Lee has experience working in federal, state and municipal agencies, including the Bureau of Land Management, the Wyoming State Historic Preservation Office, and the Denver Museum of Nature and Science. He has also directed field projects in Alaska, Colorado, Montana, and Wyoming, publishing his research in several major journals, including Antiquity, American Antiquity, Arctic, and The Holocene.
In an interview with GlacierHub, Lee explains more about his work at INSTAAR and his recent video.
GlacierHub: Please give a brief introduction of yourself and your academic interest.
Craig M. Lee: I’m an anthropologist and archaeologist interested in the human use of alpine environments. Beginning in 2000, through impetus of doctors E. James Dixon of the University of New Mexico (formerly of INSTAAR) and William F. Manley (INSTAAR), I was introduced to the then nascent field of “ice patch archaeology” through several years of formative and amazing fieldwork with members of the Ahtna Tribe in Wrangell-St. Elias National Park in the Interior of Alaska. The field has grown in geographic range and complexity, and we now recognize it to be global in nature (And yet all of Asia remains terra incognita). Researchers in Europe frequently refer to the field as “glacial archaeology,” in part because of archaeological finds in glaciated passes.

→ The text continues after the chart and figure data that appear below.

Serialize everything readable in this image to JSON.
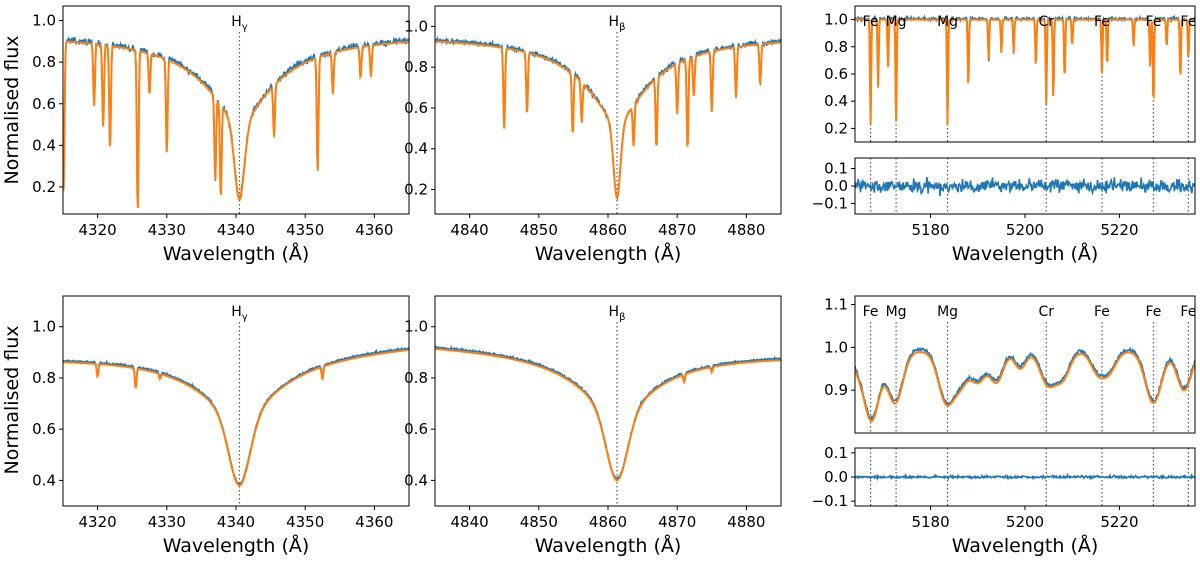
{
  "figure": {
    "ylabel": "Normalised flux",
    "xlabel": "Wavelength (Å)",
    "colors": {
      "observed": "#1f77b4",
      "model": "#ff7f0e",
      "marker": "#555555"
    }
  },
  "chart_data": [
    {
      "id": "top-hgamma",
      "type": "line",
      "title": "",
      "xlabel": "Wavelength (Å)",
      "ylabel": "Normalised flux",
      "xlim": [
        4315,
        4365
      ],
      "ylim": [
        0.07,
        1.07
      ],
      "xticks": [
        4320,
        4330,
        4340,
        4350,
        4360
      ],
      "yticks": [
        0.2,
        0.4,
        0.6,
        0.8,
        1.0
      ],
      "ytick_labels": [
        "0.2",
        "0.4",
        "0.6",
        "0.8",
        "1.0"
      ],
      "line_markers": [
        {
          "x": 4340.5,
          "label": "H",
          "sub": "γ"
        }
      ],
      "profile": {
        "kind": "balmer",
        "center": 4340.5,
        "continuum": 0.94,
        "cont_slope": 0.0,
        "depth": 0.8,
        "core_width": 0.7,
        "wing_width": 6.0,
        "noise": 0.015
      },
      "absorption_lines": [
        {
          "x": 4315.1,
          "depth": 0.72
        },
        {
          "x": 4319.5,
          "depth": 0.3
        },
        {
          "x": 4320.8,
          "depth": 0.4
        },
        {
          "x": 4321.8,
          "depth": 0.5
        },
        {
          "x": 4325.8,
          "depth": 0.78
        },
        {
          "x": 4327.5,
          "depth": 0.2
        },
        {
          "x": 4330.0,
          "depth": 0.45
        },
        {
          "x": 4337.0,
          "depth": 0.4
        },
        {
          "x": 4337.8,
          "depth": 0.45
        },
        {
          "x": 4345.5,
          "depth": 0.25
        },
        {
          "x": 4351.8,
          "depth": 0.55
        },
        {
          "x": 4354.0,
          "depth": 0.2
        },
        {
          "x": 4358.0,
          "depth": 0.15
        },
        {
          "x": 4359.5,
          "depth": 0.15
        }
      ]
    },
    {
      "id": "top-hbeta",
      "type": "line",
      "title": "",
      "xlabel": "Wavelength (Å)",
      "xlim": [
        4835,
        4885
      ],
      "ylim": [
        0.08,
        1.1
      ],
      "xticks": [
        4840,
        4850,
        4860,
        4870,
        4880
      ],
      "yticks": [
        0.2,
        0.4,
        0.6,
        0.8,
        1.0
      ],
      "ytick_labels": [
        "0.2",
        "0.4",
        "0.6",
        "0.8",
        "1.0"
      ],
      "line_markers": [
        {
          "x": 4861.3,
          "label": "H",
          "sub": "β"
        }
      ],
      "profile": {
        "kind": "balmer",
        "center": 4861.3,
        "continuum": 0.96,
        "cont_slope": 0.0,
        "depth": 0.8,
        "core_width": 0.5,
        "wing_width": 5.5,
        "noise": 0.012
      },
      "absorption_lines": [
        {
          "x": 4845.0,
          "depth": 0.4
        },
        {
          "x": 4848.3,
          "depth": 0.3
        },
        {
          "x": 4854.9,
          "depth": 0.3
        },
        {
          "x": 4856.2,
          "depth": 0.2
        },
        {
          "x": 4863.7,
          "depth": 0.2
        },
        {
          "x": 4867.0,
          "depth": 0.35
        },
        {
          "x": 4870.0,
          "depth": 0.25
        },
        {
          "x": 4871.5,
          "depth": 0.45
        },
        {
          "x": 4872.4,
          "depth": 0.2
        },
        {
          "x": 4875.0,
          "depth": 0.3
        },
        {
          "x": 4878.5,
          "depth": 0.25
        },
        {
          "x": 4882.0,
          "depth": 0.2
        }
      ]
    },
    {
      "id": "top-mgb",
      "type": "line",
      "title": "",
      "xlim": [
        5164,
        5236
      ],
      "ylim": [
        0.1,
        1.1
      ],
      "xticks": [],
      "yticks": [
        0.2,
        0.4,
        0.6,
        0.8,
        1.0
      ],
      "ytick_labels": [
        "0.2",
        "0.4",
        "0.6",
        "0.8",
        "1.0"
      ],
      "line_markers": [
        {
          "x": 5167.3,
          "label": "Fe"
        },
        {
          "x": 5172.7,
          "label": "Mg"
        },
        {
          "x": 5183.6,
          "label": "Mg"
        },
        {
          "x": 5204.5,
          "label": "Cr"
        },
        {
          "x": 5216.3,
          "label": "Fe"
        },
        {
          "x": 5227.2,
          "label": "Fe"
        },
        {
          "x": 5234.6,
          "label": "Fe"
        }
      ],
      "profile": {
        "kind": "flat",
        "continuum": 1.0,
        "noise": 0.012
      },
      "absorption_lines": [
        {
          "x": 5167.3,
          "depth": 0.77
        },
        {
          "x": 5168.9,
          "depth": 0.5
        },
        {
          "x": 5171.0,
          "depth": 0.35
        },
        {
          "x": 5172.7,
          "depth": 0.78
        },
        {
          "x": 5183.6,
          "depth": 0.78
        },
        {
          "x": 5188.0,
          "depth": 0.5
        },
        {
          "x": 5192.3,
          "depth": 0.3
        },
        {
          "x": 5195.0,
          "depth": 0.25
        },
        {
          "x": 5197.6,
          "depth": 0.25
        },
        {
          "x": 5202.3,
          "depth": 0.35
        },
        {
          "x": 5204.5,
          "depth": 0.62
        },
        {
          "x": 5206.0,
          "depth": 0.6
        },
        {
          "x": 5208.4,
          "depth": 0.45
        },
        {
          "x": 5210.0,
          "depth": 0.2
        },
        {
          "x": 5216.3,
          "depth": 0.4
        },
        {
          "x": 5217.4,
          "depth": 0.35
        },
        {
          "x": 5223.0,
          "depth": 0.2
        },
        {
          "x": 5226.5,
          "depth": 0.35
        },
        {
          "x": 5227.2,
          "depth": 0.65
        },
        {
          "x": 5230.0,
          "depth": 0.2
        },
        {
          "x": 5232.9,
          "depth": 0.45
        },
        {
          "x": 5234.6,
          "depth": 0.3
        }
      ]
    },
    {
      "id": "top-mgb-residual",
      "type": "line",
      "title": "",
      "xlabel": "Wavelength (Å)",
      "xlim": [
        5164,
        5236
      ],
      "ylim": [
        -0.16,
        0.16
      ],
      "xticks": [
        5180,
        5200,
        5220
      ],
      "yticks": [
        -0.1,
        0.0,
        0.1
      ],
      "ytick_labels": [
        "−0.1",
        "0.0",
        "0.1"
      ],
      "marker_x": [
        5167.3,
        5172.7,
        5183.6,
        5204.5,
        5216.3,
        5227.2,
        5234.6
      ],
      "profile": {
        "kind": "residual",
        "noise": 0.035
      }
    },
    {
      "id": "bottom-hgamma",
      "type": "line",
      "title": "",
      "xlabel": "Wavelength (Å)",
      "ylabel": "Normalised flux",
      "xlim": [
        4315,
        4365
      ],
      "ylim": [
        0.3,
        1.12
      ],
      "xticks": [
        4320,
        4330,
        4340,
        4350,
        4360
      ],
      "yticks": [
        0.4,
        0.6,
        0.8,
        1.0
      ],
      "ytick_labels": [
        "0.4",
        "0.6",
        "0.8",
        "1.0"
      ],
      "line_markers": [
        {
          "x": 4340.5,
          "label": "H",
          "sub": "γ"
        }
      ],
      "profile": {
        "kind": "balmer",
        "center": 4340.5,
        "continuum": 0.92,
        "cont_slope": 0.001,
        "depth": 0.54,
        "core_width": 1.5,
        "wing_width": 7.0,
        "noise": 0.004
      },
      "absorption_lines": [
        {
          "x": 4320.0,
          "depth": 0.05
        },
        {
          "x": 4325.5,
          "depth": 0.08
        },
        {
          "x": 4329.0,
          "depth": 0.02
        },
        {
          "x": 4352.5,
          "depth": 0.05
        }
      ]
    },
    {
      "id": "bottom-hbeta",
      "type": "line",
      "title": "",
      "xlabel": "Wavelength (Å)",
      "xlim": [
        4835,
        4885
      ],
      "ylim": [
        0.3,
        1.12
      ],
      "xticks": [
        4840,
        4850,
        4860,
        4870,
        4880
      ],
      "yticks": [
        0.4,
        0.6,
        0.8,
        1.0
      ],
      "ytick_labels": [
        "0.4",
        "0.6",
        "0.8",
        "1.0"
      ],
      "line_markers": [
        {
          "x": 4861.3,
          "label": "H",
          "sub": "β"
        }
      ],
      "profile": {
        "kind": "balmer",
        "center": 4861.3,
        "continuum": 0.92,
        "cont_slope": -0.0008,
        "depth": 0.52,
        "core_width": 1.5,
        "wing_width": 6.5,
        "noise": 0.004
      },
      "absorption_lines": [
        {
          "x": 4871.0,
          "depth": 0.03
        },
        {
          "x": 4875.0,
          "depth": 0.02
        }
      ]
    },
    {
      "id": "bottom-mgb",
      "type": "line",
      "title": "",
      "xlim": [
        5164,
        5236
      ],
      "ylim": [
        0.8,
        1.12
      ],
      "xticks": [],
      "yticks": [
        0.9,
        1.0,
        1.1
      ],
      "ytick_labels": [
        "0.9",
        "1.0",
        "1.1"
      ],
      "line_markers": [
        {
          "x": 5167.3,
          "label": "Fe"
        },
        {
          "x": 5172.7,
          "label": "Mg"
        },
        {
          "x": 5183.6,
          "label": "Mg"
        },
        {
          "x": 5204.5,
          "label": "Cr"
        },
        {
          "x": 5216.3,
          "label": "Fe"
        },
        {
          "x": 5227.2,
          "label": "Fe"
        },
        {
          "x": 5234.6,
          "label": "Fe"
        }
      ],
      "profile": {
        "kind": "flat",
        "continuum": 0.99,
        "noise": 0.004
      },
      "absorption_lines": [
        {
          "x": 5164.5,
          "depth": 0.03,
          "width": 1.2
        },
        {
          "x": 5167.5,
          "depth": 0.16,
          "width": 1.6
        },
        {
          "x": 5172.5,
          "depth": 0.12,
          "width": 1.6
        },
        {
          "x": 5183.4,
          "depth": 0.12,
          "width": 1.7
        },
        {
          "x": 5186.5,
          "depth": 0.06,
          "width": 1.4
        },
        {
          "x": 5190.0,
          "depth": 0.07,
          "width": 1.6
        },
        {
          "x": 5194.0,
          "depth": 0.07,
          "width": 1.4
        },
        {
          "x": 5199.0,
          "depth": 0.04,
          "width": 1.2
        },
        {
          "x": 5204.8,
          "depth": 0.075,
          "width": 1.6
        },
        {
          "x": 5208.0,
          "depth": 0.06,
          "width": 1.5
        },
        {
          "x": 5215.5,
          "depth": 0.05,
          "width": 1.5
        },
        {
          "x": 5218.0,
          "depth": 0.04,
          "width": 1.4
        },
        {
          "x": 5227.2,
          "depth": 0.12,
          "width": 1.7
        },
        {
          "x": 5233.7,
          "depth": 0.09,
          "width": 1.5
        }
      ]
    },
    {
      "id": "bottom-mgb-residual",
      "type": "line",
      "title": "",
      "xlabel": "Wavelength (Å)",
      "xlim": [
        5164,
        5236
      ],
      "ylim": [
        -0.12,
        0.12
      ],
      "xticks": [
        5180,
        5200,
        5220
      ],
      "yticks": [
        -0.1,
        0.0,
        0.1
      ],
      "ytick_labels": [
        "−0.1",
        "0.0",
        "0.1"
      ],
      "marker_x": [
        5167.3,
        5172.7,
        5183.6,
        5204.5,
        5216.3,
        5227.2,
        5234.6
      ],
      "profile": {
        "kind": "residual",
        "noise": 0.005
      }
    }
  ]
}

GH: What drove you to create the video?
CML: The field is a tiny silver-lining to climate change in that the host of paleobiological material and archaeological material being exposed by melting ice patches is providing an unprecedented window into the past. Archaeological resources emerging from retreating ice patches can capture public interest and integrate education about archaeology and Native American cultures with ancient and modern climate change. The United States Forest Service, a consistent, primary partner in the research for more than a decade recognized it was important to share the results of the project with a broad public audience and helped fund the video. The target audience includes all of the citizens of Montana and the Greater Yellowstone Area (Montana, Idaho, Wyoming), but it will resonate with people living elsewhere in the Rocky Mountains and other areas with alpine snow and ice in North America and around the world.
GH: After watching the video, what is the main takeaway message you would like the audience to get?
CML: Ice patches and the alpine have been central elements of the socio-cultural landscape of the Greater Yellowstone Area (GYA)–and of many mountainous areas— since time immemorial. The places, now construed as wilderness— ostensibly devoid of Man— were a “peopled-landscape” and contain clear evidence of sustained human interaction and involvement year-over-year, century-over-century, and millennia-over-millennia. It is patently wrong to think of these places as “intact” ecosystems without humans as an apex participant.
GH: Any other information you would like to share with our readers?
CML: In the conterminous United States alone, archaeological material exposed by melting snow and ice has been identified from the Sierra Nevada of California to Olympic National Park in Washington, and from the Colorado Front Range to the Greater Yellowstone. We have no cogent way to respond outside of the sheer force of will brought to bear by a few incredibly hard-working scientists in staff positions in our federal agencies, for example, forest and park ecologists and archaeologists. The ice patch record is finite, and the overt decisions we make to engage (or not) with this opportunity to “know” the past affects all future generations. To quote friend and colleague Francis Auld (Kootenai), “The protection of these resources is essential for sustaining the living cultures.”
GH: The video has received high reception from residents of the Greater Yellowstone Ecosystem/Greater Yellowstone Area (Montana, Idaho, Wyoming) thus far. If you are living in the Rocky Mountains or other areas with alpine snow and ice in North America and around the world, or are simply intrigued by the work of glacier archaeologists, this video is highly relevant and recommended.